Local variations in cost limits would not only be difficult to calculate, because evaluation of the factors making for high or low costs would be complicated and open to question, but would run into practical difficulties, as areas where quotations are high are usually local pockets within a local authority area. I am afraid that, on investigation, we have not found the hon. Gentleman's suggestion a practicable one to follow.

16. Mr. Hornby

asked the Secretary of State for Education and Science what sum he proposes to make available in 1967–68 for major School-building works in Kent.

Mr. Redhead

My right hon. Friend has made £1,479,000 available for the first part of 1967–68. He will decide the rest of the year's programme when he has considered the authority's proposals, which he will be inviting shortly.

Mr. Hornby

When looking at the second half of his proposals, will the hon. Gentleman bear in mind the very big problems facing local authorities where there has been a substantial influx of population? In particular, will he consider how difficult it is for authorities like Kent to catch up with the problems of improving existing school buildings as well as building new?

Mr. Redhead

The hon. Gentleman will be aware that he and other hon.
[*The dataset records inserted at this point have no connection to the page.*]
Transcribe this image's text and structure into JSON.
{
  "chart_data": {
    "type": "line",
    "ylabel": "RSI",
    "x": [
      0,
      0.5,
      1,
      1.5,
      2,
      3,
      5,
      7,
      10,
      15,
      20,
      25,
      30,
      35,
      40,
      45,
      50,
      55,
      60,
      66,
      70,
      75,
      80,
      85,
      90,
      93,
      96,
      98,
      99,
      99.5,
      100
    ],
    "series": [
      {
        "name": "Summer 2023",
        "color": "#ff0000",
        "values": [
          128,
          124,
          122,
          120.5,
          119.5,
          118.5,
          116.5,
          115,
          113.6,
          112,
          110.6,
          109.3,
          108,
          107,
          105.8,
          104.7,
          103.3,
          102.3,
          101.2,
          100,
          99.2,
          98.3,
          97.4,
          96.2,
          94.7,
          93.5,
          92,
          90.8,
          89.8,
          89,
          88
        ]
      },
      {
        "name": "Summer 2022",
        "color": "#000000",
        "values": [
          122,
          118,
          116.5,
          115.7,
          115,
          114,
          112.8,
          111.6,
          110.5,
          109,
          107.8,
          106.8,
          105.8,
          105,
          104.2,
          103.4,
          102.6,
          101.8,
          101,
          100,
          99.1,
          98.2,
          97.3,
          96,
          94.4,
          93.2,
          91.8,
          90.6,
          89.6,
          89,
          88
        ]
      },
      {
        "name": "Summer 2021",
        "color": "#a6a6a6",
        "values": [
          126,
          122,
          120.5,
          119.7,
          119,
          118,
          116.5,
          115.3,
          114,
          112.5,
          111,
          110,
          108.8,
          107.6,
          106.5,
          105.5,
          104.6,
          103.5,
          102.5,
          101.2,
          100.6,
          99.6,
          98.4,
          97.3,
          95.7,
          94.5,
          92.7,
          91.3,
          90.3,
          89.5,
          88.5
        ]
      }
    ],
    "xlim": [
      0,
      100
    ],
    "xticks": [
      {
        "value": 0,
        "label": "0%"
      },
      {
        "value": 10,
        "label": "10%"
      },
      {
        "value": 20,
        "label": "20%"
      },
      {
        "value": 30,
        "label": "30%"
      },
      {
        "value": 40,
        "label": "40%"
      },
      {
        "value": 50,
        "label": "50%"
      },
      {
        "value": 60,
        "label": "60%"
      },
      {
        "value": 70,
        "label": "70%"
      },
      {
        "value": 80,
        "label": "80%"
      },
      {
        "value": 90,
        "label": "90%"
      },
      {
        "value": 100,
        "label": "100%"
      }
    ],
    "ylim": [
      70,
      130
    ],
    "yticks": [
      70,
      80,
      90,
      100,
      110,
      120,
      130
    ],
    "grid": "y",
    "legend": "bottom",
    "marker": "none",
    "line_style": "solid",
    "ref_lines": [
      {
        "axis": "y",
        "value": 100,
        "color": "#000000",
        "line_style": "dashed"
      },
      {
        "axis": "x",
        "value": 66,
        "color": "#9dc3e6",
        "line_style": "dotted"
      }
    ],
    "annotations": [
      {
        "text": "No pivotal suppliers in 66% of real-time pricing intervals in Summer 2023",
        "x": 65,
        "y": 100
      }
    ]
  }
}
Members, as well as the Kent Education Authority, have made representations about Kent in this respect. I can only repeat what my right hon. Friend has already said in reply to a Question by the hon. Member for Sevenoaks (Sir J. Rodgers) on 10th February—that those representations will be borne in mind when my right hon. Friend considers the next round of the building programme.

Mr. Murray

Would my hon. Friend say whether his right hon. Friend is to give any priority to authorities which have submitted schemes in accordance with Circular 10/65?

Mr. Redhead

The contents of Circular 10/65, to which my hon. Friend has drawn attention, make it clear that in present circumstances no special provision can be made solely on the ground of going comprehensive.

Sir E. Boyle

Has not the Secretary of State stated explicitly in the House that where there is already a sufficiency of secondary accommodation, from the point of view of numbers, comprehensive proposals are not to have priority over primary school improvements?

Mr. Redhead

That is the implication of what I have just said by reference to the Circular.